" Just one living cell in the human body is more complex than New York City."
This is what L.C. Pauling, the father of the chemical bond and Nobel Prize in Chemistry in 1954, said about the human cell.
Starting from this parallelism, I decided to start a new series of scientific pills entitled “Welcome to celltropolis”, with the aim of making it easier for non-experts to understand what happens inside our cells.
An ambitious and complex project, born from the need to counteract all those fake news that come up every day, providing the main and necessary notions to discern what is true from what is pure propaganda and falsehood.
To do this, I will use the parallelism with the metropolis proposed by the famous Nobel Prize almost 70 years ago. Obviously, it will be an exemplification of everything, because the structure known at that time was more complex than the city of New York, the one known now is much more so.
As an introduction, imagine the cell as a large super-crowded metropolis (there are no empty spaces inside it) surrounded by walls with various drawbridges, watchtowers and a few holes.

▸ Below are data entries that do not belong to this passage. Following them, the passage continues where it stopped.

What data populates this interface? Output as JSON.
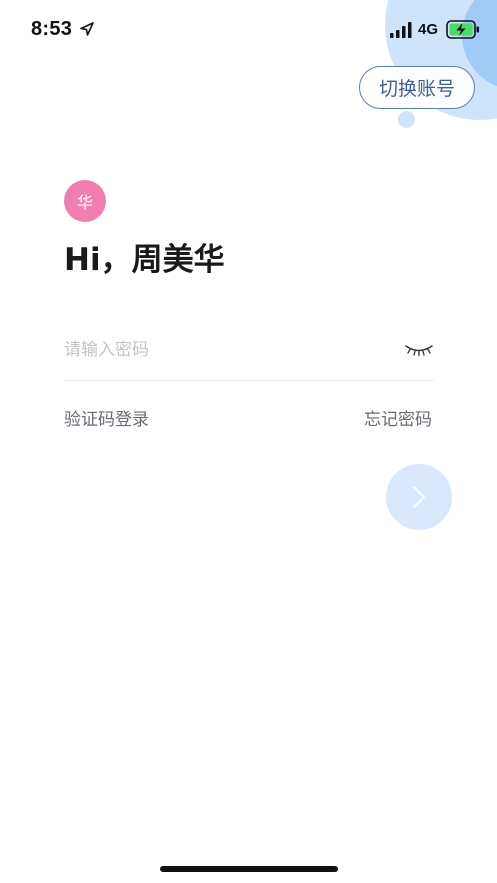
{
  "status_bar": {
    "time": "8:53",
    "network": "4G",
    "icons": [
      "location-arrow-icon",
      "signal-bars-icon",
      "battery-charging-icon"
    ]
  },
  "header": {
    "switch_account_label": "切换账号"
  },
  "profile": {
    "avatar_text": "华",
    "avatar_color": "#ee7fb0",
    "greeting": "Hi，周美华"
  },
  "login_form": {
    "password_placeholder": "请输入密码",
    "password_value": "",
    "sms_login_label": "验证码登录",
    "forgot_password_label": "忘记密码"
  },
  "colors": {
    "accent": "#3f5f8e",
    "bubble_light": "#cfe4fb",
    "bubble_dark": "#9fcbf6",
    "next_button": "#d9e8fb"
  }
}
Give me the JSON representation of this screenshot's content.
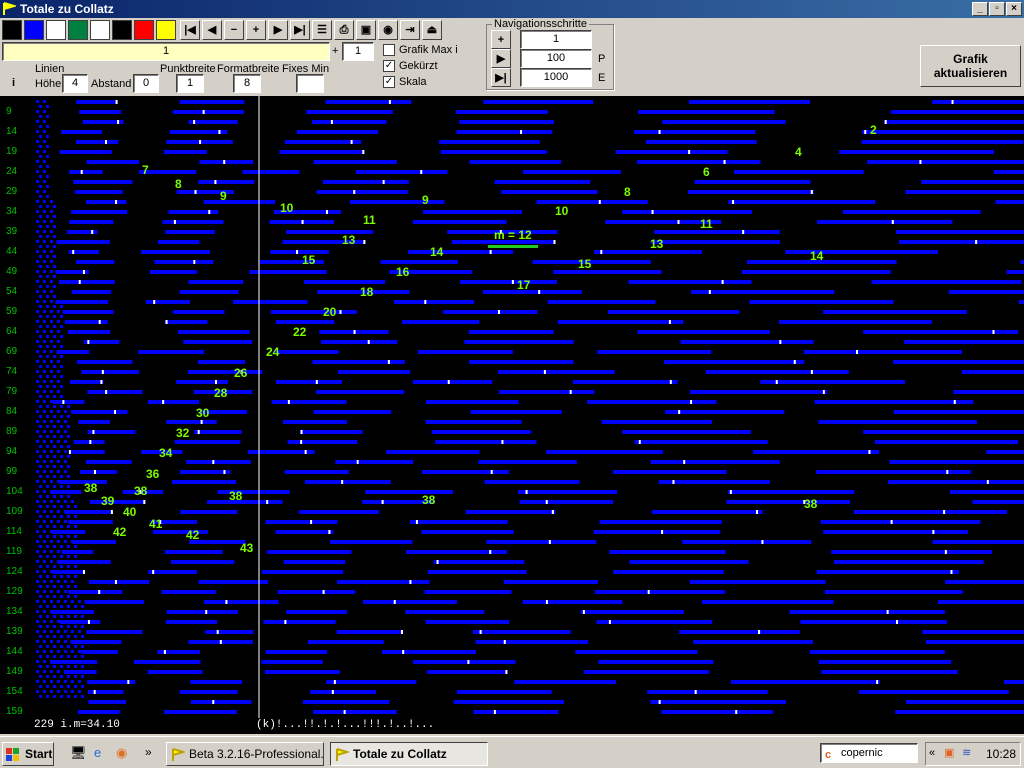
{
  "window": {
    "title": "Totale zu Collatz"
  },
  "toolbar": {
    "swatches": [
      "#000000",
      "#0000ff",
      "#ffffff",
      "#008040",
      "#ffffff",
      "#000000",
      "#ff0000",
      "#ffff00"
    ],
    "nav_icons": [
      "first-icon",
      "prev-icon",
      "minus-icon",
      "plus-icon",
      "next-icon",
      "last-icon",
      "grid-icon",
      "print-icon",
      "save-icon",
      "camera-icon",
      "exit-icon"
    ],
    "range_value": "1",
    "plus_sign": "+",
    "step_value": "1",
    "chk_grafik_max": "Grafik Max i",
    "chk_gekuerzt": "Gekürzt",
    "chk_skala": "Skala"
  },
  "params": {
    "i_label": "i",
    "linien_label": "Linien",
    "hoehe_label": "Höhe",
    "hoehe_value": "4",
    "abstand_label": "Abstand",
    "abstand_value": "0",
    "punktbreite_label": "Punktbreite",
    "punktbreite_value": "1",
    "formatbreite_label": "Formatbreite",
    "formatbreite_value": "8",
    "fixes_min_label": "Fixes Min",
    "fixes_min_value": ""
  },
  "navigation": {
    "title": "Navigationsschritte",
    "plus_value": "1",
    "p_value": "100",
    "p_label": "P",
    "e_value": "1000",
    "e_label": "E"
  },
  "refresh_button": {
    "line1": "Grafik",
    "line2": "aktualisieren"
  },
  "canvas": {
    "row_labels": [
      "9",
      "14",
      "19",
      "24",
      "29",
      "34",
      "39",
      "44",
      "49",
      "54",
      "59",
      "64",
      "69",
      "74",
      "79",
      "84",
      "89",
      "94",
      "99",
      "104",
      "109",
      "114",
      "119",
      "124",
      "129",
      "134",
      "139",
      "144",
      "149",
      "154",
      "159"
    ],
    "annotation": "m = 12",
    "numbers": [
      "2",
      "4",
      "6",
      "7",
      "8",
      "8",
      "9",
      "9",
      "10",
      "10",
      "11",
      "11",
      "13",
      "13",
      "14",
      "14",
      "15",
      "15",
      "16",
      "17",
      "18",
      "20",
      "22",
      "24",
      "26",
      "28",
      "30",
      "32",
      "34",
      "36",
      "38",
      "38",
      "38",
      "38",
      "38",
      "39",
      "40",
      "41",
      "42",
      "42",
      "43"
    ],
    "colors": {
      "bar": "#0000ff",
      "number": "#7cfc00",
      "label": "#00c000",
      "marker": "#22cc22"
    }
  },
  "statusline": {
    "left": "229 i.m=34.10",
    "right": "(k)!...!!.!.!...!!!.!..!..."
  },
  "taskbar": {
    "start": "Start",
    "task1": "Beta 3.2.16-Professional...",
    "task2": "Totale zu Collatz",
    "search": "copernic",
    "clock": "10:28"
  }
}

Inside, there is another structure surrounded by walls (the nucleus) that contains the instructions for building and managing the entire metropolis (the DNA); it is the “fundamental” structure, without it there is no life, there is no metropolis, and for this reason it is protected by other walls. Confined between the two barricades, there are all the known cellular structures, and the lesser known ones, which interact with each other 24/7 to ensure that the cell can live and, in most cases, duplicate itself.
After this little introductory hat on the cell, I will briefly explain what you will find in the coming months: each post will deal with a specific topic, which may be a specific cellular component (nucleus, mitochondria, …) or a cellular function (DNA replication, antiviral activity, protein production, …), explained trying to create similarities with the life of a metropolis as we know it.
I hope you find it interesting and useful.